Я прекрасно помню, как впервые понял это. В то время я только начинал преподавать в Университете Северной Каролины в Чапел-Хилл и по-прежнему был христианином. Пастор Пресвитерианской церкви в Северной Каролине попросил меня в течение четырех недель прочесть цикл лекций об «историческом Иисусе». Я согласился. На лекциях я рассказывал, почему у историков возникают затруднения при попытке пользоваться каноническими евангелиями как историческими источниками — в них не только слишком много расхождений, они написаны через десятилетия после эпохи Иисуса неизвестными авторами, до которых подробности его жизни дошли в виде устных преданий, в значительной мере подвергшихся изменениям. Кроме того, я объяснял, как ученые разрабатывали методы реконструкции событий жизни Иисуса, и закончил цикл подробным изложением всех известных о нем фактов. В моих словах не было ровным счетом ничего нового — только обычные учебные материалы, по которым ведется преподавание в семинариях на протяжении пятидесяти лет. Все эти материалы я изучил, пока сам обучался в Принстонской семинарии.
После лекций ко мне подошла милая пожилая дама и с досадой спросила: «Почему никогда прежде я этого не слышала?» Ее неприятно поразили не мои слова, а то, что пастор ни о чем подобном не упоминал. Помню, я перевел взгляд на пастора, беседовавшего с парой прихожан в другом конце зала для собраний, и сам задался тем же вопросом: почему пастор ничего не объяснял моей собеседнице? Он ведь тоже учился в Принстонской богословской семинарии по той же программе, значит, владел тем же материалом, он преподавал в церковной школе для взрослых уже более пяти лет. Почему же он не поделился с прихожанами своими знаниями о Библии и историческом Иисусе? Безусловно, они имели право на эту информацию. Может быть, он считал, что его паства «не готова» воспринять ее? Такое покровительственное отношение встречается, к сожалению, слишком часто. Опасался лишних трудностей и проблем? Боялся, что исторические сведения разрушат веру его прихожан? Или думал, что церковные власти вряд ли одобрят распространение подобных знаний? Неужели эти власти требовали от него строго религиозного подхода к Библии во всех проповедях и наставлениях? И он опасался лишиться работы? Ответы на все эти вопросы я так и не узнал.

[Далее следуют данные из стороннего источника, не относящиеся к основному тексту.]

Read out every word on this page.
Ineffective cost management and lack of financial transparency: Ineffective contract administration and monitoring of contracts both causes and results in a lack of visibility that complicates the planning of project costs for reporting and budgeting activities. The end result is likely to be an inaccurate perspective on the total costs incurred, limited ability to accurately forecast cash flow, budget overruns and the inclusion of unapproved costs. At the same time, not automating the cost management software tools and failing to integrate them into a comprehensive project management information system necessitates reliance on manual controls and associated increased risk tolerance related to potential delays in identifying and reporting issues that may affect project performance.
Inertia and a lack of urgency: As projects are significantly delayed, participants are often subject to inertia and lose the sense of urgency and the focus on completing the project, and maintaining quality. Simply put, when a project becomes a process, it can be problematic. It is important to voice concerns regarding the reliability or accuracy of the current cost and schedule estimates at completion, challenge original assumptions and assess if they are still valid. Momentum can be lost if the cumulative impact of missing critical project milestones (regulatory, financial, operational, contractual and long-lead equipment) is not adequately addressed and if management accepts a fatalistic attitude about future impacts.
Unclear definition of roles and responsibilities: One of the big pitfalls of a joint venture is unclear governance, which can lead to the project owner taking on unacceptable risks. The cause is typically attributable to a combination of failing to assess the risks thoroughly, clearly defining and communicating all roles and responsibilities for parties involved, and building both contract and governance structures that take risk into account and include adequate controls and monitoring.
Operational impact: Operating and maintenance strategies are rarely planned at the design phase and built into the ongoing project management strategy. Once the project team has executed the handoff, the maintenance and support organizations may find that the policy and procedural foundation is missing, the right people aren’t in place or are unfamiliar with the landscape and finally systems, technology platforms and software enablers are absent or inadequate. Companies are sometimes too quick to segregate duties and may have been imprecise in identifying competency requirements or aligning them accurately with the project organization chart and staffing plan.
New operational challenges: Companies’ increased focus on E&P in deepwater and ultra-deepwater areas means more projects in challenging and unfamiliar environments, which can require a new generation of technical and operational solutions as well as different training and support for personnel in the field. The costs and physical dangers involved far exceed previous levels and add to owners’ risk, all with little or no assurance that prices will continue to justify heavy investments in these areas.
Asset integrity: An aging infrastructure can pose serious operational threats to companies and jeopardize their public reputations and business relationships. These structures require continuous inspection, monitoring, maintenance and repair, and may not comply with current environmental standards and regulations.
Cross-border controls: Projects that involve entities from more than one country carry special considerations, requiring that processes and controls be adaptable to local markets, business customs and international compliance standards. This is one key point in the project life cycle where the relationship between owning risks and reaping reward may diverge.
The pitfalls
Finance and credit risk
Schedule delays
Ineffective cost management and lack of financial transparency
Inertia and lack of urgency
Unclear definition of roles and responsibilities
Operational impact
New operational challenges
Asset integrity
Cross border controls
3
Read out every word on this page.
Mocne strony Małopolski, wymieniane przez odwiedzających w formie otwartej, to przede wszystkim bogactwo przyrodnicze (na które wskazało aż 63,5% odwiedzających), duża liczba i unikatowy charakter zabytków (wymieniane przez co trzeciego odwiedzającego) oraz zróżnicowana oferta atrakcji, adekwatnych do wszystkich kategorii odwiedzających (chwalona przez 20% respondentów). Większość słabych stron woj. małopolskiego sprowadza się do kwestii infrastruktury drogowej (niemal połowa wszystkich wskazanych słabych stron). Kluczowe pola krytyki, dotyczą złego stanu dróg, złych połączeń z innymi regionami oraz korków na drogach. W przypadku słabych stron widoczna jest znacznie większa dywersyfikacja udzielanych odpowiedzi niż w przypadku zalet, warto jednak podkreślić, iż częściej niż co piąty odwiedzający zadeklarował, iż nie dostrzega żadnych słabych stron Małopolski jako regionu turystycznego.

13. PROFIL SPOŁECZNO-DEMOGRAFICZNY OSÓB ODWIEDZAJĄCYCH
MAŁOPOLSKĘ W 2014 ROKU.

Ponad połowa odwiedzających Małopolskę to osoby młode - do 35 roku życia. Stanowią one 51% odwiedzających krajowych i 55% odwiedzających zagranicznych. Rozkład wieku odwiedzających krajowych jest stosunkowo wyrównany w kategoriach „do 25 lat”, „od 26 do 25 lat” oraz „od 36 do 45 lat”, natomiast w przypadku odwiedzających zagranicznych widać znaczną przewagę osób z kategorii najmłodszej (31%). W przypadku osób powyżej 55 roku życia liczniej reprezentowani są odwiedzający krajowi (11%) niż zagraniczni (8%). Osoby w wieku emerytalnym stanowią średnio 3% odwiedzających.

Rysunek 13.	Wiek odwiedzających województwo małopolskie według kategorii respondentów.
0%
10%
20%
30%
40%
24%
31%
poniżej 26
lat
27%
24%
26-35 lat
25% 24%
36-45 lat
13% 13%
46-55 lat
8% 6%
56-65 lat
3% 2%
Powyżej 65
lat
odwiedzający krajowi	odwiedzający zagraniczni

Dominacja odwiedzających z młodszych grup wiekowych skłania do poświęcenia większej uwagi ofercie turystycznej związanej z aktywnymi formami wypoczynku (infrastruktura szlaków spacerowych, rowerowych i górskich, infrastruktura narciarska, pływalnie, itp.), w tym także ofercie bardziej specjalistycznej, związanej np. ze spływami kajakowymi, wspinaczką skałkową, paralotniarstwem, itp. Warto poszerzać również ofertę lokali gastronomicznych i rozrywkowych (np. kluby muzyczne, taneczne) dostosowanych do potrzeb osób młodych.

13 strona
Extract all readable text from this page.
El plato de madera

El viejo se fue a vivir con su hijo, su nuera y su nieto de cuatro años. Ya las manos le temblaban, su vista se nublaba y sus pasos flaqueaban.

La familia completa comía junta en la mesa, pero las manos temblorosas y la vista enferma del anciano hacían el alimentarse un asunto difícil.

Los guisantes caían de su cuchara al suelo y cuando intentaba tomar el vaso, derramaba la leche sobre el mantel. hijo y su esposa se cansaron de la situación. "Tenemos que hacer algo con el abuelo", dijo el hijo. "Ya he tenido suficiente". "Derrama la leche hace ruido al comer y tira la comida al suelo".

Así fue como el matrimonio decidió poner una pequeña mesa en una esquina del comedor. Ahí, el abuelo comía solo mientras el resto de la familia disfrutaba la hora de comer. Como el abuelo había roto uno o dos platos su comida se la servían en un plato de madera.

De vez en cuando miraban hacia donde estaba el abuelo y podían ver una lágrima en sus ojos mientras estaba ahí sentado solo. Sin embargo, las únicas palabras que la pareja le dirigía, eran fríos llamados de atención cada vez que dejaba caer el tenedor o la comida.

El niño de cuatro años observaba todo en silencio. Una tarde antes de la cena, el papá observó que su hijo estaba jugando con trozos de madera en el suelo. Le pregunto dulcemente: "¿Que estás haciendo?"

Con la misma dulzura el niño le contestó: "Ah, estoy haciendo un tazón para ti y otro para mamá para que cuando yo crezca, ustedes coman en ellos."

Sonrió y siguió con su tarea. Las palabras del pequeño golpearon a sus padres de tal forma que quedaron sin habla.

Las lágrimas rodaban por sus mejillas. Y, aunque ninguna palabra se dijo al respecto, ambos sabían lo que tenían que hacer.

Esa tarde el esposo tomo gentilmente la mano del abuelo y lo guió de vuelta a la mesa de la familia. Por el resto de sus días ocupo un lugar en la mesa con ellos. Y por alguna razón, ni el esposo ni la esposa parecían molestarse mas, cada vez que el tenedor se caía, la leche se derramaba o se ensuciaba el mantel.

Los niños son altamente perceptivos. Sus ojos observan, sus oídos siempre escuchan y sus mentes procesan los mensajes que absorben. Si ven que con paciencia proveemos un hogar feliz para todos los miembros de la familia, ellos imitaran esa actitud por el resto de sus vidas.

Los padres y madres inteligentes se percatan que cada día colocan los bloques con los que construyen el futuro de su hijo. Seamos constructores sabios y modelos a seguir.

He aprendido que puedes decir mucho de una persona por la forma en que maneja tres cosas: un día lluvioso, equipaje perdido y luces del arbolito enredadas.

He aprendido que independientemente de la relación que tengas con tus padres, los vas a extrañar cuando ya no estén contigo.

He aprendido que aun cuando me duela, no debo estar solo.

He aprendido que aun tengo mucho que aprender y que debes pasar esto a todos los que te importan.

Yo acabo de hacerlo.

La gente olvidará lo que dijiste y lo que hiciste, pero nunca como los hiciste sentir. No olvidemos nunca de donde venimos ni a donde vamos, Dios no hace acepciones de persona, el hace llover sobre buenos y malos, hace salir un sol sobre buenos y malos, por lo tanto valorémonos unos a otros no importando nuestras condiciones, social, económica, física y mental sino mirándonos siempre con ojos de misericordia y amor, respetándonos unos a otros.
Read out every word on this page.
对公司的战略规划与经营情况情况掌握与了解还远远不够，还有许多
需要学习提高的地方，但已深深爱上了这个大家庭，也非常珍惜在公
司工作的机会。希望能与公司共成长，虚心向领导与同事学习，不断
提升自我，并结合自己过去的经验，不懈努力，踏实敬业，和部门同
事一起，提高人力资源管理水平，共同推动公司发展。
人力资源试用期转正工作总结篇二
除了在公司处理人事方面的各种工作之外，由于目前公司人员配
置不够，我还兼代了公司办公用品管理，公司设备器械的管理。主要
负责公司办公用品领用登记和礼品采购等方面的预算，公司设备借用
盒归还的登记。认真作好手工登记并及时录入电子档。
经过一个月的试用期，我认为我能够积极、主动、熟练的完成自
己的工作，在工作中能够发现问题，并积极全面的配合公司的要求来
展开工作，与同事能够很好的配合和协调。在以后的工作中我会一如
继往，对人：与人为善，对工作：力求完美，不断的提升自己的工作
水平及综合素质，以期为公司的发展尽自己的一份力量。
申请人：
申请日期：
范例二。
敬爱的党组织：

Я не хочу сказать, что церкви должны превратиться в миниуниверситеты, а пасторы — в профессоров, читающих лекции с церковных кафедр. Но одно несомненно: служение — это не просто еженедельное проповедование «благих вестей», что бы под этим ни подразумевалось. Оно также предусматривает обучение. В большинстве церквей действуют образовательные программы для взрослых. Почему бы и взрослым не поучиться? Положение в той церкви, где я читал лекции, — далеко не единичный случай.
Ежегодно сотни студентов слушают мой курс «Введение в Новый Завет» в Чапел-Хилл. Как правило, в потоке 300–350 студентов. Разумеется, этот курс я преподаю не с конфессиональных или религиозных позиций, к которым давно привыкло большинство студентов, получивших церковное воспитание, а с историко-критической точки зрения. Сведения и концепции, которые я предлагаю их вниманию, не содержат ничего радикального. Эти же взгляды распространены и среди критически настроенных ученых, придерживающихся исторического подхода к Библии, — неважно, являются они сами верующими или неверующими, протестантами, католиками, иудеями, агностиками и так далее. Все эти взгляды я усвоил в семинарии, их излагают в духовных семинариях и университетах по всей стране. Но мои студенты сталкиваются с ними впервые, хотя в большинстве своем посвятили немало времени посещению воскресных школ и церквей.
Мои студенты реагируют на эти взгляды по-разному. Более консервативные обычно похожи на меня в том же возрасте — убеждены в абсолютной истинности Библии и готовы спорить с каждым, кто усомнится в этом. Некоторые из них отказываются слушать — они чуть ли не затыкают уши и начинают приглушенно гудеть, лишь бы не слышать то, что может заставить их усомниться в милой их сердцу вере в Библию. Другие стремятся вырваться из тисков церкви и религии и поглощают информацию, которую я предоставляю, так жадно, словно она дает им право на неверие.